小川未明文学賞にご応募いただいた557編(短編作品301編、長編作品256編)について、令和5年2月14日(火曜日)に最終選考会を行い、下記のとおり大賞と優秀賞が決定しました。
作品名:「小さな僕のメロディ」(長編作品)
作者:有本 綾(ありもと あや)(44歳 女性 大阪府在住)
賞金:100万円
記念品:「小川未明童話全集」(全16巻 別巻1 大空社)、「限定本 眠い町」(DVD付、架空社)
大賞受賞作は単行本として株式会社Gakkenから令和5年11月頃に刊行予定。
小学6年生の海斗は、お母さんにゲーム機を取り上げられて、しょんぼりとした日々を過ごしていた。塾に行く途中に、駅でピアノを弾くおじさんに出会う。おじさんの弾くピアノに惹かれて、再び駅に出掛けて行き、再会する。おじさんは、「青柳さん」といい、近くでカフェを営んでいるという。海斗は、おじさんに誘われて、日曜日にカフェに遊びに行く。すると、おじさんの孫娘の花音と出会う。花音から、青柳さんは奥さんを亡くしてから、大好きだったピアノを手放したのだと耳にする。海斗は、自分もピアノを弾きたいと思いはじめ、青柳さんから習うことになる。バイオリンを弾く同じ小学6年生の花音に心惹かれながら、海斗はピアノとともに、ほかのこともいろいろと頑張ろうと努め始める。
息子が小さいころ、誕生日プレゼントにと息子が主人公の絵本を描いて贈りました。厚紙を張り合わせて、マジックペンと色鉛筆で描いた素朴な作品でした。それをとても喜んでくれたので、また次の年も描きました。その翌年には次男も登場するお話になりました。私がお話を作るのは、子どもたちが喜ぶ顔を見たい、というのがきっかけでした。今、小学生になった息子たちは、コロナで制限の多い毎日を送っています。そんな中で、子どもたちが自分の好きなことを見つけてのびのびと過ごせる日々を願って、お話を書こうと思い立ちました。主人公の海斗がピアノを通して様々な人と出会って変化していくように、人は何かや誰かと出会って少しずつ変わっていきます。そんな小さな変化こそが面白いし素晴らしい。子どもたちにはたくさんの出会いを通して変化を楽しみながら大きくなってほしいと思います(もちろん大人も)。

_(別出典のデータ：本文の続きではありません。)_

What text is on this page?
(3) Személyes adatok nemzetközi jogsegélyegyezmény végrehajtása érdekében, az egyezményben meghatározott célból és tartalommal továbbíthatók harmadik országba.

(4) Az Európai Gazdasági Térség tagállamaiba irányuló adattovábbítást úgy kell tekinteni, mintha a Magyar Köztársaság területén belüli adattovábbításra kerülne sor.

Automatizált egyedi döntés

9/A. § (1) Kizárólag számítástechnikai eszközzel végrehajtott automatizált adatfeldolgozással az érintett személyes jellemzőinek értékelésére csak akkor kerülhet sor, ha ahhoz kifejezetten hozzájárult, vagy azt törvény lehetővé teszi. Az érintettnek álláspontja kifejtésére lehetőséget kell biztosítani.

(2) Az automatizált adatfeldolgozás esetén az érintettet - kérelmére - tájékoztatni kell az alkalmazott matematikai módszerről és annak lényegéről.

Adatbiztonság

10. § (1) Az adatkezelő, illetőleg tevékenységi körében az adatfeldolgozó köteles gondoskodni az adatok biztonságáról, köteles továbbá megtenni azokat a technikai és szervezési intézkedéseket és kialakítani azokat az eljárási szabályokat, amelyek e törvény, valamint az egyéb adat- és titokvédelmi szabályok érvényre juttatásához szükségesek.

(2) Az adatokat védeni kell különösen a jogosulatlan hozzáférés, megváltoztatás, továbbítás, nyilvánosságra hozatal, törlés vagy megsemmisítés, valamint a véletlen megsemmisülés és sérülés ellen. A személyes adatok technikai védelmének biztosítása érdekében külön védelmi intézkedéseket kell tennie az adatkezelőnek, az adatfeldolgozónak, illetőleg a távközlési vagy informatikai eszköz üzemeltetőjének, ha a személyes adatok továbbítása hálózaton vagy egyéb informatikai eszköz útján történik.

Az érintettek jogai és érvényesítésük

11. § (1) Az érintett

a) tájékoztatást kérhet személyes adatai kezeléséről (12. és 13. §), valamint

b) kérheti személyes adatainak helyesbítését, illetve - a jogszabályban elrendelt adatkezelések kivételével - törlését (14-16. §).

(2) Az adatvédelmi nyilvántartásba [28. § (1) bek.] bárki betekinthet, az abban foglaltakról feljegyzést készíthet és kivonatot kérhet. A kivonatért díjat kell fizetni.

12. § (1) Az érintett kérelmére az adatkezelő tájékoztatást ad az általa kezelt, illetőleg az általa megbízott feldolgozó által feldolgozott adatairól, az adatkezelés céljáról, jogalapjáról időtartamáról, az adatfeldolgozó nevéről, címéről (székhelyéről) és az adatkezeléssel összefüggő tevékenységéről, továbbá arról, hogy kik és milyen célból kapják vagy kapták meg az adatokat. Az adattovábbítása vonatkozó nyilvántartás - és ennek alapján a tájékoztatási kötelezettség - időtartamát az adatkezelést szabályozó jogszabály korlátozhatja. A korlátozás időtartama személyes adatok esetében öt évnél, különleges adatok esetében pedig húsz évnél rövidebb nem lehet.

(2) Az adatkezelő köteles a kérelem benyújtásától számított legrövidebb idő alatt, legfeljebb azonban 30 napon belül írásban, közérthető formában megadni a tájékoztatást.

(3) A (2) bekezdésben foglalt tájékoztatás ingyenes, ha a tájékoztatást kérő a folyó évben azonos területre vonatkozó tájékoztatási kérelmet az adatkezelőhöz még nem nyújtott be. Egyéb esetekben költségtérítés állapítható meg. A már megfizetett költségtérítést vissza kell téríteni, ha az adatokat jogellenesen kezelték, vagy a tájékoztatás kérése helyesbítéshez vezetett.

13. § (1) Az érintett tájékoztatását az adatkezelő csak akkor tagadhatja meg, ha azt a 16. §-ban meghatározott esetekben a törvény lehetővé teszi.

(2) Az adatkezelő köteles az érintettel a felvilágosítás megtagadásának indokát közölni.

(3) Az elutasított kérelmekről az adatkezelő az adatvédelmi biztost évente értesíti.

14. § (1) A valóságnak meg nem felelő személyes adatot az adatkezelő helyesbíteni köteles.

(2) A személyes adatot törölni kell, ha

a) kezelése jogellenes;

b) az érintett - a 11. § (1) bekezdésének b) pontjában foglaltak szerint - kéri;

ずっと読者として物語に出会ってきた私が、このような素晴らしい賞をいただき、自分の物語を誰かに読んでもらう機会をいただけたこと、光栄に思います。このお話が誰かの小さな出会いの一つになることができたらうれしいです。
作品名:「それでええんや」(短編作品)
作者:藤江 洋一(ふじえ よういち)(67歳 男性 東京都在住)
賞金:20万円
記念品:「限定本 眠い町」(DVD付、架空社)
小学3年生の木村涼太のクラスに、東京から涼太とそっくりの坂本海斗が転校してくる。クラスのみんなは、あまりにもそっくりなので大騒ぎになる。涼太の友だちの前田君は、海斗がよく似ている理由をいくつも出してくる。そのたびに、涼太は親に聞いたり、海斗に質問したりして、大いに悩む。顔や姿はそっくりなのに、転校生の海斗は成績優秀でしかもスポーツ万能で、いつしかクラスの女の子からモテて人気者になっていく。何一つ海斗にかなうもののない涼太はひどく落ち込んでしまう。ところが、ある日、偶然にも、海斗はねこがとても苦手なことを知り、涼太は、新しい大きな気付きに出会う。さて、それは。
この度は小川未明文学賞という素晴らしい賞をいただき、思いがけない名誉に驚くとともに大変嬉しく思っています。
賞をいただいた作品をご覧になった方々の中には、「この作品はちょっとふざけ過ぎではないか」と思われる方もおられると思います。確かに表面的にはそんな印象を与えてしまう作品です。主人公の悩みも大人から見れば取るに足らない些細なことですが、子どもにとっては一大事です。その一大事をどうやって解決すればいいのか、主人公は真剣に模索し、答えを得ようとします。やがて、答えは思いがけないところから訪れます。その瞬間、主人公はひとつ成長したのです。子どもの頃の些細な悩みというのは大人になるとすっかり忘れてしまうか、どうでもよいことと思うようになってしまいますが、どんなに些細なことであっても、すべての子どもにとって初めて経験することは大事件であって、それを次から次に乗り越えて子どもは大人になっていくのです。
今回の作品は一文一文、楽しみながら書いたものです。読み手の子どもたちにもその楽しさが伝わるといいなと思っております。
1次、2次の予選を経て最終選考に残った受賞作以外(大賞・優秀賞受賞作を除く)の作品は次の6編です。
(注)番号は受付順です。敬称略。